Fiscal contraction to deal with economic crises is contrary to the Keynesian revolution of ideas.  The focus of current austerity thinking is to contain economic crises, less on preventing them.  In the current ideological climate, any stimulus is short-term, for example through tax relief and infrastructure spending.

Austerity policy does not have an impact on all government spending, just on social spending.  The evidence is that in fact money spent on low income households, the unemployed, and on infrastructure provides a strong economic stimulus.   It has been said that the welfare dollar is the fastest dollar in town: it gets spent.  By contrast, lowering business taxes has just a minimal impact.

In the 1990’s, austerity policy reigned.  The growth rate declined.  In 1994, the federal government cut Employment Insurance, education, and social assistance.  Provinces followed suit.  The result was an increase in inequality.  Companies contracted work out, to avoid having to pay benefits.

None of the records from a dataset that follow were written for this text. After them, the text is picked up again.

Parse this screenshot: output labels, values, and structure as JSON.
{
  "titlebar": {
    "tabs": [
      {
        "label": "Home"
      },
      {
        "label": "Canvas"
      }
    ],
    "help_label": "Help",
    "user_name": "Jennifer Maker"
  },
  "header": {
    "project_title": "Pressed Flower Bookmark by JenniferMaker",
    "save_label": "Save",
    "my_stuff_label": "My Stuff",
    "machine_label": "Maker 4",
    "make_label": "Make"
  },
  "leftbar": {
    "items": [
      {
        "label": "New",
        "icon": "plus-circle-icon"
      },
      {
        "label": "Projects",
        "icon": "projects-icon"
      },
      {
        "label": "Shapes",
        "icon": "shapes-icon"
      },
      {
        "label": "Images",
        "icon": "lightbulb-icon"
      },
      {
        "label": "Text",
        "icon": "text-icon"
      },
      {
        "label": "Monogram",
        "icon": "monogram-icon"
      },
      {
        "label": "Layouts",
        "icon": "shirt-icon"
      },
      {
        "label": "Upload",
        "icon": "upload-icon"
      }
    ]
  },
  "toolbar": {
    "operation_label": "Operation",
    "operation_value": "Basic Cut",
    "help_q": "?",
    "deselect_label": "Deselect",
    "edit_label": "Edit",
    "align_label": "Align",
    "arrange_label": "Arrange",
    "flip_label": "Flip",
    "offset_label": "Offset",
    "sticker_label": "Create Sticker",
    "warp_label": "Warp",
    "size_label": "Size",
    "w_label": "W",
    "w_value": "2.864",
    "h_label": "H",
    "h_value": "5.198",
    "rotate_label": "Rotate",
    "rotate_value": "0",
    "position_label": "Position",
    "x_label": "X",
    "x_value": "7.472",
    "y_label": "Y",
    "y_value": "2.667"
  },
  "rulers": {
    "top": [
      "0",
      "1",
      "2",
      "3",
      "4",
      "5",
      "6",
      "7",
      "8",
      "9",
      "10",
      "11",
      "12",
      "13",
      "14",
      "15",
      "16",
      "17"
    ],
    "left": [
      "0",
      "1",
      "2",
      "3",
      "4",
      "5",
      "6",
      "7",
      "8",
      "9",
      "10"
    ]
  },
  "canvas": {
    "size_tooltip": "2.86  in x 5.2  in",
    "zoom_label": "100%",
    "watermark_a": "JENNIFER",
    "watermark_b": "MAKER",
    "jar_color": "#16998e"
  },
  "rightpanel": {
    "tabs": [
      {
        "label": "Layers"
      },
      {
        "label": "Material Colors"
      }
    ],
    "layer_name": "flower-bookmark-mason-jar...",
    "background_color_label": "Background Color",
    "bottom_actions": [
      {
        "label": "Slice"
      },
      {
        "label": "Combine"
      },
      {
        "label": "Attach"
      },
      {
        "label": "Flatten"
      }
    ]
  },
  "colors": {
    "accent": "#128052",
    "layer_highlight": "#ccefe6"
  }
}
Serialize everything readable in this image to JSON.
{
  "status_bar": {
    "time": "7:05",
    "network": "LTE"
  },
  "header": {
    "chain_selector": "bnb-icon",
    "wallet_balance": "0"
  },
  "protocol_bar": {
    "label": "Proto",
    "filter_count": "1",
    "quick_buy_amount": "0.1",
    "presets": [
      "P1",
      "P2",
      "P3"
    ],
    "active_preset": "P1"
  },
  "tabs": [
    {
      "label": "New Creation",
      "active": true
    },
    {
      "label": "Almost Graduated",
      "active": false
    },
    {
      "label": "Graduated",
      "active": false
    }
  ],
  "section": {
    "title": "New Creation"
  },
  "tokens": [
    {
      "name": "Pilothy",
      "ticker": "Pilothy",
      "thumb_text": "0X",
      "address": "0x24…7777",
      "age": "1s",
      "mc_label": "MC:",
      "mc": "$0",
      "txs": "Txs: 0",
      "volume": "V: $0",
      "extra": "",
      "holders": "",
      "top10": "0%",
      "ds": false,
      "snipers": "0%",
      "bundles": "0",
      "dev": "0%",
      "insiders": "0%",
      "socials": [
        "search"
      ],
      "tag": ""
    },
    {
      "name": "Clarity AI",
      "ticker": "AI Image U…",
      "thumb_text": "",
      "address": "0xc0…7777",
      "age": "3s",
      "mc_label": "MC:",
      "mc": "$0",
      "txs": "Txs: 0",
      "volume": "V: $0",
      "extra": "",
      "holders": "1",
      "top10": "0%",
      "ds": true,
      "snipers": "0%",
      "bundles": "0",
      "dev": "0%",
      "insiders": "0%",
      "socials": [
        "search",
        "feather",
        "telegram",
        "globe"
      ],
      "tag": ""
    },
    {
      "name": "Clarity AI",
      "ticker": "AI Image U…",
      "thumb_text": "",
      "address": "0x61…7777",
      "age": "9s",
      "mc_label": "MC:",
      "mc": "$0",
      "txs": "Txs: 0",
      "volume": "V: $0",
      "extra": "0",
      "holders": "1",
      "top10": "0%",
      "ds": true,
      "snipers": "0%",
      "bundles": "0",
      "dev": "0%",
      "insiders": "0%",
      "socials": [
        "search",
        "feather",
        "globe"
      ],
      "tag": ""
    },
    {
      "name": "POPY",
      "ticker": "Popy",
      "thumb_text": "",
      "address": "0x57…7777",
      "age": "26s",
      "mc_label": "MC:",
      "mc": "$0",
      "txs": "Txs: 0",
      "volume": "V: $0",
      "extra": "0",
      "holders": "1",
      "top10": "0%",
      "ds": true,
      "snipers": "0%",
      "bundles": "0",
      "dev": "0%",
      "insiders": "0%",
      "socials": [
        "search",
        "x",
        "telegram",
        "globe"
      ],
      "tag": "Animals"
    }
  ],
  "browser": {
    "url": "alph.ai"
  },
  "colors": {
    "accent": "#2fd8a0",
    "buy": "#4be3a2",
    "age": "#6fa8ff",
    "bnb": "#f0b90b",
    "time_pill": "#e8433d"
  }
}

Since the 1990’s there has been a great deal of volatility in the economy.  The lows are getting lower.  There is not less government, but social spending is impacted.  Corporations are encouraged by lower taxes.  We are living at a time of a whittling down of social services and economic opportunities.  “People could be optimistic, but not now.”  There are no decent well-paying jobs.

She contrasted the welfare state and the austerity state.  In the welfare state, the state looks after people at risk, while in the austerity state people are seen as the risk.  The welfare state looks after the welfare of people, while the austerity state marginalizes them.  The vision of the austerity state is to reduce taxes and balance the budget.  However, she held, “Providing what people need is not harmful to the economy.” 

“We need a federal government that cares about people,” she said.  She commented on the shift of governments to regressive taxes such as sales taxes, property taxes, and various fees.  These are not a way to build a future.  We need an expanded Canada Pension Plan and an increase in the Old Age Security supplement, but these things are not on the political agenda.